Starting point is 00:40:06 Most people look at TikTok and they say, well, what's the big deal? just another viral video sharing app. And that's just the sheep's clothing. As you walk through, it is a sophisticated tool for harvesting this data. And one thing that we do know is that right now, the CCP is running one of the most widespread data gathering operations out there. And TikTok has repeatedly said, don't worry, your data is stored in the U.S. What we've come to find out through some of this investigative reporting and leaked documents is, in fact, according to TikTok employees, everything is seen in China. So he's essentially calling TikTok a surveillance tool
Starting point is 00:40:45 and he's citing a BuzzFeed report that indicated Chinese bite dance engineers had access to US data as recently as this year. Now, Alphabet and Apple, they have not yet responded to our request for comments, but Commissioner Carr says that he wants a statement from them by July 8th. TikTok in a statement does say, quote,
Starting point is 00:41:02 we will gladly engage with lawmakers to set the record straight regarding BuzzFeed's misleading reporting. TikTok has consistent. consistently maintained that our engineers and locations outside of the U.S., including in China, can be granted access to U.S. user data on an as-needed basis under strict controls. Now, guys, if this all sounds familiar, especially to you, Amen, that is because it is. Commissioner Carr was nominated to the FCC in 2018 by the Trump administration, which, of course, went after TikTok as well, of course, to little avail. We will see if anything happens this time, guys.
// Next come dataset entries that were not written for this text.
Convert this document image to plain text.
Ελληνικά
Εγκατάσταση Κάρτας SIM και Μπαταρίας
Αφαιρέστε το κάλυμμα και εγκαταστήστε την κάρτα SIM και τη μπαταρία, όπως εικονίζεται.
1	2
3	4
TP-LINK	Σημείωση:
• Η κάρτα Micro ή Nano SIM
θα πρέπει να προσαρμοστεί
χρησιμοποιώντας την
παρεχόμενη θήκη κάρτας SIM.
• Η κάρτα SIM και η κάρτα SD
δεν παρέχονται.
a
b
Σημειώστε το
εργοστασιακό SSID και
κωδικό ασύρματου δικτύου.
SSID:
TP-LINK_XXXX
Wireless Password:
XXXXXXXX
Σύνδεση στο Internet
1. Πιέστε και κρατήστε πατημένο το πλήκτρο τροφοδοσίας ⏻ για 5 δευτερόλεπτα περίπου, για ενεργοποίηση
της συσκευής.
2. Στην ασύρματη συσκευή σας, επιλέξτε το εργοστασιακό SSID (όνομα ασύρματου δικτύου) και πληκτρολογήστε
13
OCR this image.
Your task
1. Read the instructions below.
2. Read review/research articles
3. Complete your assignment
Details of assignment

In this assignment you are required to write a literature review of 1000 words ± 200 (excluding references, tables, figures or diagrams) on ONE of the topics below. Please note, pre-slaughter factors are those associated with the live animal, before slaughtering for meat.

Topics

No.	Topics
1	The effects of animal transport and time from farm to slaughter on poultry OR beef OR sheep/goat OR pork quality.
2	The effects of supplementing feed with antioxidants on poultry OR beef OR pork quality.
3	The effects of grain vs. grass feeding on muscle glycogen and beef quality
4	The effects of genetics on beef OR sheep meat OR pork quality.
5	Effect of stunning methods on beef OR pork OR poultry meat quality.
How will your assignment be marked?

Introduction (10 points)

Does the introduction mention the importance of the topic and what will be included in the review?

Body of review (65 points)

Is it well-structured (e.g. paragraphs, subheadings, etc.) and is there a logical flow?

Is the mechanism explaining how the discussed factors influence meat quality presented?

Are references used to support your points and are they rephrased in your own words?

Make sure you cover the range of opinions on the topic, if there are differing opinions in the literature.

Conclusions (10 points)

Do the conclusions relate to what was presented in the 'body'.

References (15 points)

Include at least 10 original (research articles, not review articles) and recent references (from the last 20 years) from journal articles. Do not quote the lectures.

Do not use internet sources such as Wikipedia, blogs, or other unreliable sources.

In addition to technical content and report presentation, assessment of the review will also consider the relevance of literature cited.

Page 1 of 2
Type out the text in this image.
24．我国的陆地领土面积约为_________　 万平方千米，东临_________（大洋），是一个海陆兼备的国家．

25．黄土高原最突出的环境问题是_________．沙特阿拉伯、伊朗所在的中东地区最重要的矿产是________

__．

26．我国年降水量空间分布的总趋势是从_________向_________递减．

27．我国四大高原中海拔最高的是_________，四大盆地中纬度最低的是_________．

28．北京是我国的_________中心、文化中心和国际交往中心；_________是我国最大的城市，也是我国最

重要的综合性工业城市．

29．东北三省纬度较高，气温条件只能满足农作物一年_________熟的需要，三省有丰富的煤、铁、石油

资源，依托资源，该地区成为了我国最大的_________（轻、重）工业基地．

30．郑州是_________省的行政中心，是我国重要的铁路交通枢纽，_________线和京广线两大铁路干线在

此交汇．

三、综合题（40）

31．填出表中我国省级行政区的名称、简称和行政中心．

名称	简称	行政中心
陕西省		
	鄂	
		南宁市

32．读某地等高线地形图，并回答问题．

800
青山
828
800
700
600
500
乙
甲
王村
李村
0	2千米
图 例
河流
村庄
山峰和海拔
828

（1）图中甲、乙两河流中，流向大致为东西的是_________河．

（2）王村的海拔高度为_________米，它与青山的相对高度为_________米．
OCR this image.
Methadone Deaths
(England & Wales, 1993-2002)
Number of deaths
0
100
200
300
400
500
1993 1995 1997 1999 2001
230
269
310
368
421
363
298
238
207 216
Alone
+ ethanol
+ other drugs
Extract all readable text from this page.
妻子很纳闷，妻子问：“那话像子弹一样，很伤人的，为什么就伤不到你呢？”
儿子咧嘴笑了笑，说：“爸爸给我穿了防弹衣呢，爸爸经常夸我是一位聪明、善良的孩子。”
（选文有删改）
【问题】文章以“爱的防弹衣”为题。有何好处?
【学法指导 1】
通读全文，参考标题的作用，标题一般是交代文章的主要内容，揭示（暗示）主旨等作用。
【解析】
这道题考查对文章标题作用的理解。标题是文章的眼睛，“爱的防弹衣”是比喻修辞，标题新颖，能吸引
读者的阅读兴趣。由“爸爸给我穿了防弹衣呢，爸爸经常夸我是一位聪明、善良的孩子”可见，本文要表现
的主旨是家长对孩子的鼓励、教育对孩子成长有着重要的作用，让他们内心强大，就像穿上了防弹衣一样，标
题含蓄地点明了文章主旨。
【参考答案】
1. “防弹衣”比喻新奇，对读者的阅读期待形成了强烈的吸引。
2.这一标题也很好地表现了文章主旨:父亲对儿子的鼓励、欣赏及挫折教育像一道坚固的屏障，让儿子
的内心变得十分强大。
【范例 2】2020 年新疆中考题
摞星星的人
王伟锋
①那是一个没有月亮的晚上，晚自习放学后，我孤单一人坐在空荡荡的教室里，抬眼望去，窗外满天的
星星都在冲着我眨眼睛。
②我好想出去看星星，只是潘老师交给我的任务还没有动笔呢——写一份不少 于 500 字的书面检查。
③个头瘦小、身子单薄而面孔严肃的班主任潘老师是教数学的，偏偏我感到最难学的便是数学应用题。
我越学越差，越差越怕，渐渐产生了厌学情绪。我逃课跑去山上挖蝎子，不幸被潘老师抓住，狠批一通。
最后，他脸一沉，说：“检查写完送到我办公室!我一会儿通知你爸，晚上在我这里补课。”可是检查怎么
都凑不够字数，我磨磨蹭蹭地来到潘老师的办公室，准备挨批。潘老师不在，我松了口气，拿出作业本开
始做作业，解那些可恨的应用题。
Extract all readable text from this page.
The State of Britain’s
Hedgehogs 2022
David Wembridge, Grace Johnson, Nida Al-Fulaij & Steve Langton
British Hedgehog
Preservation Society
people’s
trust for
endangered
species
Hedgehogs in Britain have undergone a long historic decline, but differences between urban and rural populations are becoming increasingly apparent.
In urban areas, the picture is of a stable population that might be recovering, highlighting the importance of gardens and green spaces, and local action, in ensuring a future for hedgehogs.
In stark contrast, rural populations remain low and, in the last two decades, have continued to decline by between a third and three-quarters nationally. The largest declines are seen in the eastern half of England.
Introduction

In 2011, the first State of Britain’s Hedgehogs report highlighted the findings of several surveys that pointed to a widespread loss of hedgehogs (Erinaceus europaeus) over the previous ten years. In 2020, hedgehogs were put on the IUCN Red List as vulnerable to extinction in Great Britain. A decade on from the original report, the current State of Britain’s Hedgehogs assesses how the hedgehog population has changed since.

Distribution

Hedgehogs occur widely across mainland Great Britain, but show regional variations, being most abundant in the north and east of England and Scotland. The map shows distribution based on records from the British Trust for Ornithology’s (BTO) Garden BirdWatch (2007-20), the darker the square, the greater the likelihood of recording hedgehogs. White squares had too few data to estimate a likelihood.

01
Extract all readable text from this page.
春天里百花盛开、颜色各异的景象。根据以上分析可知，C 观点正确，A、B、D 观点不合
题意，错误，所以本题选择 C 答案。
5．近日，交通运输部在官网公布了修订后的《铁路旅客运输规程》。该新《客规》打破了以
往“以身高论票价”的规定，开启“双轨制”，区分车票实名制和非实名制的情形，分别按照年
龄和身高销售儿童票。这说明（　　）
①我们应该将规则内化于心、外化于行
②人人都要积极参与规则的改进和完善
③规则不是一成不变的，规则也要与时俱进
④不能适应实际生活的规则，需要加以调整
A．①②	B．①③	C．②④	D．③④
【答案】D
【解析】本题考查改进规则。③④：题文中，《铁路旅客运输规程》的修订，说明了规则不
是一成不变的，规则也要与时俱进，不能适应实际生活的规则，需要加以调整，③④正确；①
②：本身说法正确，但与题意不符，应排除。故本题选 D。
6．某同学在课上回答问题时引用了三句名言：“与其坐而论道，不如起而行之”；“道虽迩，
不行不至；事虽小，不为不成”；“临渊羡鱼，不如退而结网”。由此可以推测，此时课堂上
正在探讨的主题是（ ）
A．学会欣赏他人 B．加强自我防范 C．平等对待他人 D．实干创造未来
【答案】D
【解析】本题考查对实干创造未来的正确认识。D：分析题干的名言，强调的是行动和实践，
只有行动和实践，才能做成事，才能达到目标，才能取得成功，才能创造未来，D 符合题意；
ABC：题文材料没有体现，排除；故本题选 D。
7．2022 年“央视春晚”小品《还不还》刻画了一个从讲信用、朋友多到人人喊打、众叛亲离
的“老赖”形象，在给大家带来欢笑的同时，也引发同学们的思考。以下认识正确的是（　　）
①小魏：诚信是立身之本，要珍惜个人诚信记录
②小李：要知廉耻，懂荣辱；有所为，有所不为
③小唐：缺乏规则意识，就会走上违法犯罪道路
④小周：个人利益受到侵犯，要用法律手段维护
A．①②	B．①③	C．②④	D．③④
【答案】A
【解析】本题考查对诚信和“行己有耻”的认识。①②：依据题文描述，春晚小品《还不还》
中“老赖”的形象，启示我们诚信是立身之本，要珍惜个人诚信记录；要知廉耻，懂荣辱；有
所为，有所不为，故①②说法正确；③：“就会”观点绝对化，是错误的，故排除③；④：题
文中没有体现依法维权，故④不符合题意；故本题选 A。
Starting point is 00:41:37 And Deirdre, I want to just ask you about that, because, you know, he is the senior Republican on the FCC. The Trump administration went after TikTok. They didn't really do anything there. They sort of talked a lot about forcing a sale. Never actually happened. The Biden administration seems like it hasn't really made up its mind about what it wants to do. So is this one FCC commissioner trying to push the issue in a private sector way and sort of push those private sector companies to do what the government seems to be unable or unwilling to do here? Yeah. Well, listen, I mean, TikTok is an extremely easy target, right? This is a Chinese company with access to sensitive data. I was actually surprised, Damon. I thought more progress had actually been made, but it was only earlier in June of this year. The TikTok said it was going to move to Oracle infrastructure and Oracle servers. I thought that that had already been done. So clearly, Bight Dance, things didn't really happen during the Trump administration,
Starting point is 00:42:27 and they are slow to happen this time around as well. We'll see if this makes a difference, but it is one FCC commissioner, Brandon Carr, that signed this letter. Yeah, it's like if this actually happened, it seems like it would be the best thing ever for shares of meta, some of the rivals, you know, competing out. And the politics of this are fascinating, right? Because every teenager in the country, every 20-something in the country, is on TikTok all day long, as far as I can tell. I mean, that's a huge group of Americans out there. It would be deeply upset if anything happens to TikTok.
Starting point is 00:42:52 But they're not as big at voter turnout base, you know? Yeah, that's right. You've got to show up at the polls in November. We'll see what happens. TikTok your way down to the ballot box. Thanks for watching, Power Lunch, everybody.